Spiritual bears are a rare variety of black bear found in the great tropical jungle of Coastal BC. (Tim Irvin/ Wildlife Journeys)

These rare black bears variants, also known as Kermode Bears, are revered by many first nations. Different legends explain the color of bears. “One of the legends that dates back to the glacial age is that the creator left one in 10 white black bears, just to remind us of the clean and pristine moments in which this land was covered with glaciers,” Robinson said.

The story reminds Robinson for his responsibility to take care of the lands in which he lives and in which he works. “We have been fortunate to share our territory with this bear. And I think it has taught us that we only share it. We are not owners of the area, the bears, the wild life that they live there. We feel that we are taking care of and try to maintain the area in the same way that it was when we find it.”

Conservation led by bear

Before his death, Chief Johnny Clifton gave Robinson the responsibility of caring for the spirit bear.

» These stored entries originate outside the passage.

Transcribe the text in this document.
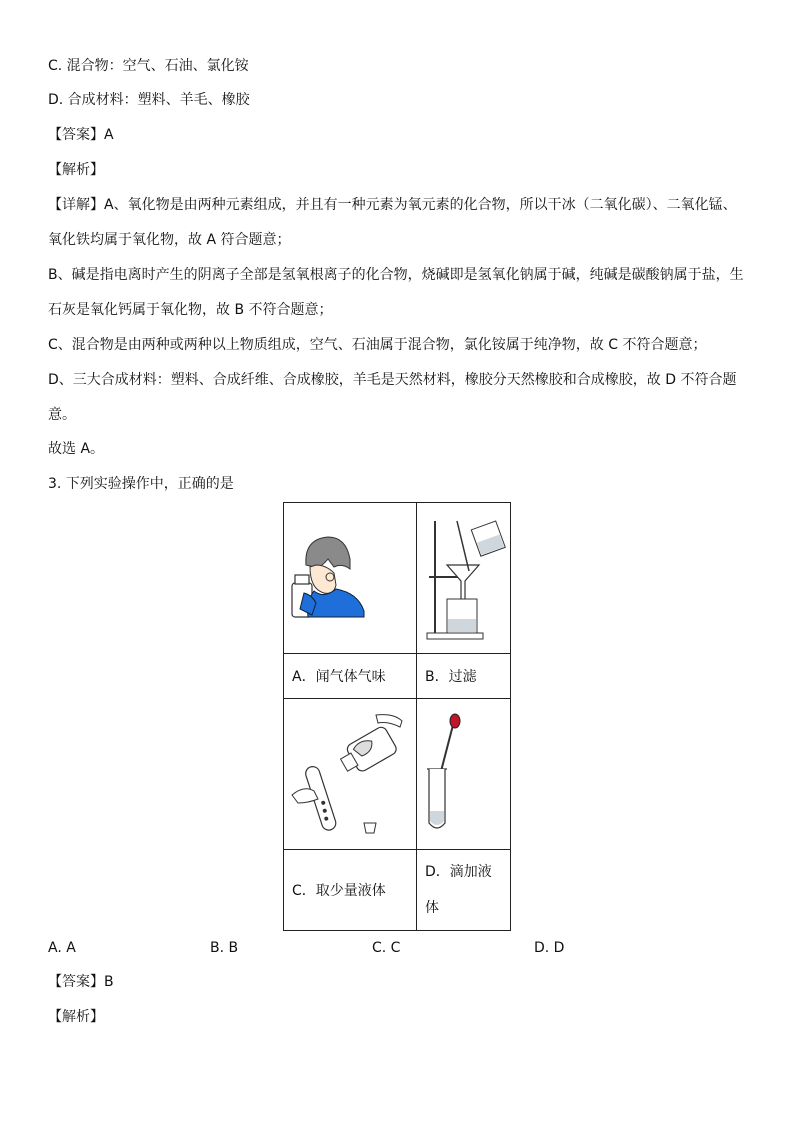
C. 混合物：空气、石油、氯化铵
D. 合成材料：塑料、羊毛、橡胶
【答案】A
【解析】
【详解】A、氧化物是由两种元素组成，并且有一种元素为氧元素的化合物，所以干冰（二氧化碳）、二氧化锰、
氧化铁均属于氧化物，故 A 符合题意；
B、碱是指电离时产生的阴离子全部是氢氧根离子的化合物，烧碱即是氢氧化钠属于碱，纯碱是碳酸钠属于盐，生
石灰是氧化钙属于氧化物，故 B 不符合题意；
C、混合物是由两种或两种以上物质组成，空气、石油属于混合物，氯化铵属于纯净物，故 C 不符合题意；
D、三大合成材料：塑料、合成纤维、合成橡胶，羊毛是天然材料，橡胶分天然橡胶和合成橡胶，故 D 不符合题
意。
故选 A。
3. 下列实验操作中，正确的是

A．闻气体气味	B．过滤

C．取少量液体	D．滴加液
体
A. A	B. B	C. C	D. D
【答案】B
【解析】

Robinson says that his work as a guide has helped him fulfill this responsibility, through public awareness and tourism.

An indigenous man smiles big at the wheel of a small boat. Take a baseball cap and puzzle. The mountains close at the bottom through a bay
The Marven Robinson Wildlife Guide takes visitors to the tours to observe spiritual bears and coastal wolves. (Tim Irvin/ Wildlife Journeys)

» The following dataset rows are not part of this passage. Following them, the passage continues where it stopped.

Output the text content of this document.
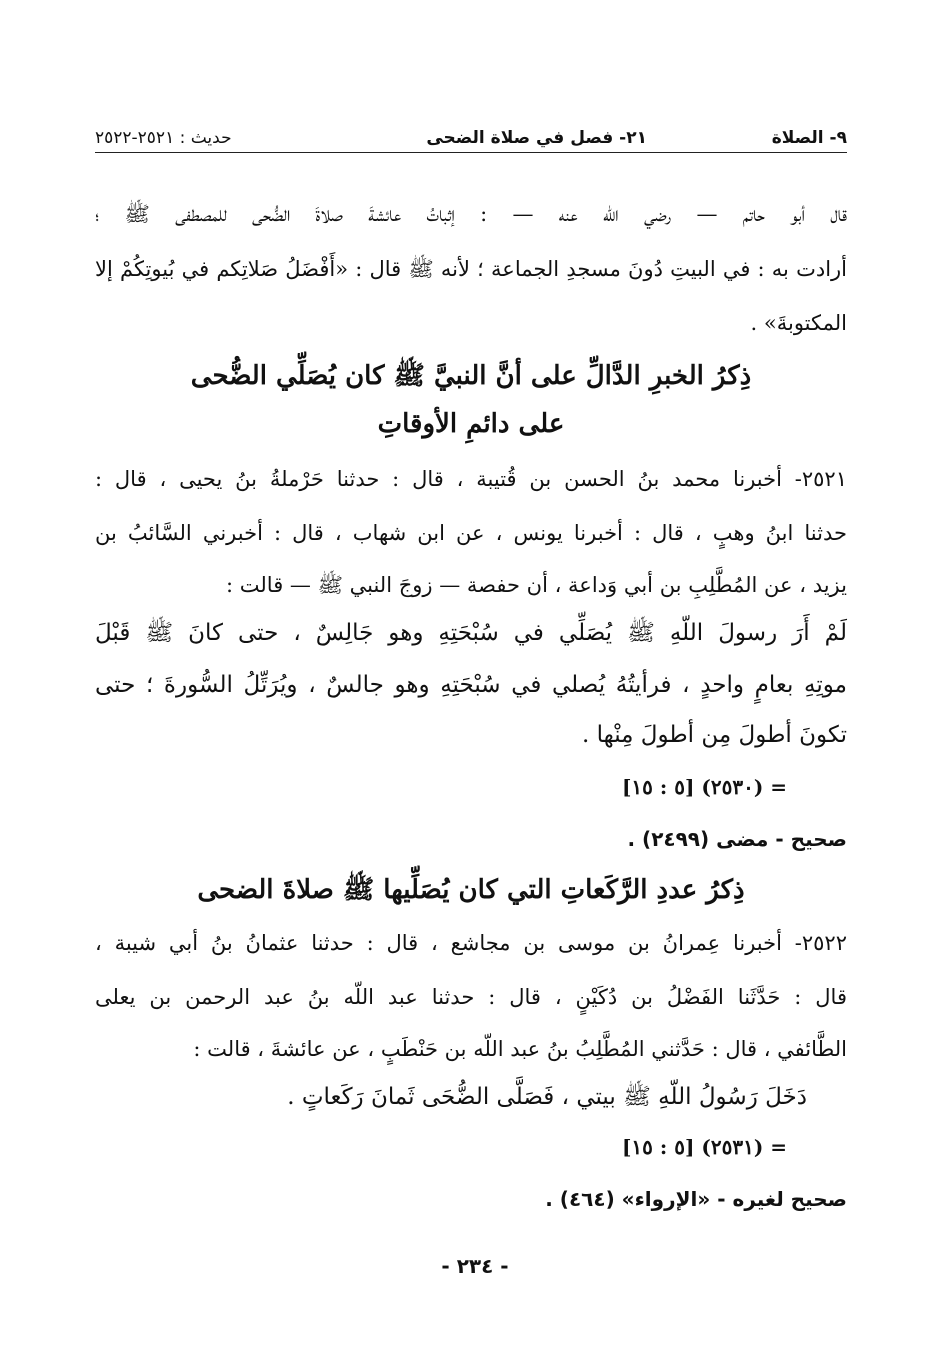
٩- الصلاة
٢١- فصل في صلاة الضحى
حديث : ٢٥٢١-٢٥٢٢
قال أبو حاتم — رضي الله عنه — : إثباتُ عائشةَ صلاةَ الضُّحى للمصطفى ﷺ ؛
أرادت به : في البيتِ دُونَ مسجدِ الجماعة ؛ لأنه ﷺ قال : «أَفْضَلُ صَلاتِكم في بُيوتِكُمْ إلا
المكتوبةَ» .
ذِكرُ الخبرِ الدَّالِّ على أنَّ النبيَّ ﷺ كان يُصَلِّي الضُّحى
على دائمِ الأوقاتِ
٢٥٢١- أخبرنا محمد بنُ الحسن بن قُتيبة ، قال : حدثنا حَرْملةُ بنُ يحيى ، قال :
حدثنا ابنُ وهبٍ ، قال : أخبرنا يونس ، عن ابن شهاب ، قال : أخبرني السَّائبُ بن
يزيد ، عن المُطَّلِبِ بن أبي وَداعة ، أن حفصة — زوجَ النبي ﷺ — قالت :
لَمْ أَرَ رسولَ اللّهِ ﷺ يُصَلِّي في سُبْحَتِهِ وهو جَالِسٌ ، حتى كانَ ﷺ قَبْلَ
موتِهِ بعامٍ واحدٍ ، فرأيتُهُ يُصلي في سُبْحَتِهِ وهو جالسٌ ، ويُرَتِّلُ السُّورةَ ؛ حتى
تكونَ أطولَ مِن أطولَ مِنْها .
= (٢٥٣٠) [٥ : ١٥]
صحيح - مضى (٢٤٩٩) .
ذِكرُ عددِ الرَّكَعاتِ التي كان يُصَلِّيها ﷺ صلاةَ الضحى
٢٥٢٢- أخبرنا عِمرانُ بن موسى بن مجاشع ، قال : حدثنا عثمانُ بنُ أبي شيبة ،
قال : حَدَّثَنا الفَضْلُ بن دُكَيْنٍ ، قال : حدثنا عبد اللّه بنُ عبد الرحمن بن يعلى
الطَّائفي ، قال : حَدَّثني المُطَّلِبُ بنُ عبد اللّه بن حَنْطَبٍ ، عن عائشةَ ، قالت :
دَخَلَ رَسُولُ اللّهِ ﷺ بيتي ، فَصَلَّى الضُّحَى ثَمانَ رَكَعاتٍ .
= (٢٥٣١) [٥ : ١٥]
صحيح لغيره - «الإرواء» (٤٦٤) .
- ٢٣٤ -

Until the decade of 2010, the Gitga’at people maintained their local spirit with a secret, for fear of trophy hunt, he says. But finally, photographing the bear became a key piece of protecting them, and the territory of Gitga’at.

Robinson remembers when the EnBridge Northern’s gateway pipe project extended through the Hartley Bay area.

“[Photographer] Paul Nicklin was going to film some things for the cover of National Geographic, and had taken him to one of my special places. I called him a nursery for spiritual bears … And he was sitting with him when he could photograph one of the bears by a waterfall.

“‘Marvin’, he said, ‘If you want to save the territory of Gitga’at, you have to start taking people here, so they have to do what we are seeing today’. And once National Geographic had the bear on the cover, the cat was out of the bag and people began to come.

Robinson says that the movement prevented irreparable environmental damage to its homeland, thanks in part to the spirit bear.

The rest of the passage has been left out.